Erik stepped up behind her, his arm brushing up against hers as he rested against the side of the helm. Shivers tickled her skin and goosebumps burst along it. She brushed it off, mentally kicking herself for a reaction she couldn't prevent. Erik started talking but she had found herself to be so distracted, she had only caught the last half.
"I wasn't here to see it fall," he had said. "What was it like."
Maija blinked, trying her best to figure out what he was talking about. It came to her quickly. "Um, there was a flash of light from Kaius's ship. It seemed anticlimactic at first but then the whole island started to dip, sink." Its weight had pulled it farther and farther into the void and nothing, no amount of energy or mystical, ununderstood atlas energy could save it. Lidia had been on that island. Maija wondered how she had survived it.
She looked up at where that island had once been anchored to the world. Never had Maija seen an island move. No matter how much force had been applied to its side or top. No matter how large and how grand the structure that stood atop it had been, nothing budged an island. The island's steadfastness had always reassured Maija. If everything in her world were to change, not an island. She had mapped out that first sector, the only sector, until Maija had memorized the location of every island inside. Where every bit of floating rock lay, Maija knew it and not a single piece had moved or faltered. Islands were a constant. An always. Not anymore. Because there was an emptiness where a grand temple once sat, noble. A place for traders to rest and gather supplies. No matter how corrupt or greedy they had been, they didn't deserve it. No one deserved to have their home ripped from them, buried in a grave of compressed air so heavy it took that island and turned it all into dust.
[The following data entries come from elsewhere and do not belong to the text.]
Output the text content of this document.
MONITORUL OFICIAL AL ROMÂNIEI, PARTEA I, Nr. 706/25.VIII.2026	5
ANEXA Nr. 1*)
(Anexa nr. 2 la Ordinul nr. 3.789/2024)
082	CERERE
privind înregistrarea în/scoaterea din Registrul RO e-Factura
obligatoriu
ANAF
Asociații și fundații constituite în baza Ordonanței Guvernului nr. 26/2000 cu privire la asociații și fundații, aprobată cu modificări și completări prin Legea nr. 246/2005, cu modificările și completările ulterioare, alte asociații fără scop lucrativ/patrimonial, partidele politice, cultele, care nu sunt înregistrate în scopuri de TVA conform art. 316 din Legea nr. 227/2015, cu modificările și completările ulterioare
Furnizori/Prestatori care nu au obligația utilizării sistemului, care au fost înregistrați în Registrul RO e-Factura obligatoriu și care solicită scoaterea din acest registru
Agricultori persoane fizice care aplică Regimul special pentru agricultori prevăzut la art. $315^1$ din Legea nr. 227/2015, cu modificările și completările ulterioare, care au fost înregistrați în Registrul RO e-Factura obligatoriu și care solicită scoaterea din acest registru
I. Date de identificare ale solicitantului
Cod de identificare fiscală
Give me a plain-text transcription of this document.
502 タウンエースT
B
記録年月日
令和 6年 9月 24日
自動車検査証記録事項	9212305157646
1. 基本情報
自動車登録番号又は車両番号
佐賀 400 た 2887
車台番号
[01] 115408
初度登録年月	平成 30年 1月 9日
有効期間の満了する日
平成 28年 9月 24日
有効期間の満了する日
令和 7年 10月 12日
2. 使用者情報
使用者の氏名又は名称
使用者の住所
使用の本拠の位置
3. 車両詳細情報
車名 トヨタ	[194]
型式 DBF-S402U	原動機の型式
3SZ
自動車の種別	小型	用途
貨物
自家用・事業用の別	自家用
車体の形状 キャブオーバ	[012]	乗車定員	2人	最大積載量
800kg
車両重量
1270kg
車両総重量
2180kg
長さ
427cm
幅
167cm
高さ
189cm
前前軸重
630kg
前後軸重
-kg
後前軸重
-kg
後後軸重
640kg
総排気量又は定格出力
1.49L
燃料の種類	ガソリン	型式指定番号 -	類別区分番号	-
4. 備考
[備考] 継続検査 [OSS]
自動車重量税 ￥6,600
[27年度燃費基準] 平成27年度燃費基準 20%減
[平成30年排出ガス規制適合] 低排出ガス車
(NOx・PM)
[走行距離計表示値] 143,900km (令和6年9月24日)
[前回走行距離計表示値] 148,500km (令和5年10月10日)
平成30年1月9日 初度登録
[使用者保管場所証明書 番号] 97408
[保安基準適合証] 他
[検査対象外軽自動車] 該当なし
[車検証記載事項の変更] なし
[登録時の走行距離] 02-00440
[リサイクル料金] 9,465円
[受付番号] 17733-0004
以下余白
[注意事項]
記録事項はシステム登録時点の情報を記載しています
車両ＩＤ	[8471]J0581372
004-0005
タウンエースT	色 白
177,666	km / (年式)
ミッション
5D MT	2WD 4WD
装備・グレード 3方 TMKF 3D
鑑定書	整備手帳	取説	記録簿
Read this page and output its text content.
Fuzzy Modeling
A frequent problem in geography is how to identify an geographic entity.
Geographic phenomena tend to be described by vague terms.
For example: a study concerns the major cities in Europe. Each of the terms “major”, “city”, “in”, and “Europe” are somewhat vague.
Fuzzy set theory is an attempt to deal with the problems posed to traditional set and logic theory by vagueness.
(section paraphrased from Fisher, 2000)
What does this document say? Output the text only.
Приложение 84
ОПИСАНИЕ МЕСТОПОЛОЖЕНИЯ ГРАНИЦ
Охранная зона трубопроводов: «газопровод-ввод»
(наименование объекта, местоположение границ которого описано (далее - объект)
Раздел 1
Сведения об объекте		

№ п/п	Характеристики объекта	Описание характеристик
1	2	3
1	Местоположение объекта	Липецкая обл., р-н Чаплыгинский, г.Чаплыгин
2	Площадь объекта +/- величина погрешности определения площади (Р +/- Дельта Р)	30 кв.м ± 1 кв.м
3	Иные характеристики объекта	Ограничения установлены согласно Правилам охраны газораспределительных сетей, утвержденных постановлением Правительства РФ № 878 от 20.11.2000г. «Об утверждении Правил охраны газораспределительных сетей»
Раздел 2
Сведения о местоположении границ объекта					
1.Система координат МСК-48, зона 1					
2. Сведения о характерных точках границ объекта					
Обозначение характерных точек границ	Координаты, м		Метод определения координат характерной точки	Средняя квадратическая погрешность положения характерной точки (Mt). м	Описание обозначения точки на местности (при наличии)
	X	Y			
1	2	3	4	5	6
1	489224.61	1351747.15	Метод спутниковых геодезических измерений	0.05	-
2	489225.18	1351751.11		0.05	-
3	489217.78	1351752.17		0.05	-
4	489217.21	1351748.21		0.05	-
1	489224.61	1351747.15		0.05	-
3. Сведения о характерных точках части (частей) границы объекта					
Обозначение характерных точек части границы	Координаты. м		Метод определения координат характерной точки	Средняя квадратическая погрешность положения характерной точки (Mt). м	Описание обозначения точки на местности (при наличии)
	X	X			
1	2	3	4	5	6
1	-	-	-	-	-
No one deserved a death that great. None but the man who had caused it. And right where she had expected to find him, grand and pompous like he usually was. Kaius's fleet formed in the emptiness left by that sunken island. Like walking on someone's grave. Disrespectful.
Two strips of ship formed a row in the emptiness between them leading to a small ship parked in front of Kaius's massive flagship, sitting with red paint and black, ripped sails. The hull had been ripped and torn through war and combat but repaired with scrap metal that made the ship look more like a weapon than anything else. Maija felt sick to her stomach thinking the man who flew a ship like that could convince the world than she was the enemy.
"You were right," Erik said, she could barely hear him. Everything sounded muffled. Wind blew in her ears from the wall behind them. Maija had pulled the ship to a stop and took an inadvertent step back, putting a protective hand over her chest.
This was it. Here and now, Maija's life would change yet again. And Kaius was prepared for it. This was no battle formation; this was no way to manage a fleet. This was a welcome. A red carpet. Kaius had said that Maija would come to him, and he had been right.
"Are you ready?" Erik asked her.
She broke her eye contact with Kaius's ship and met his gaze. "Are you?"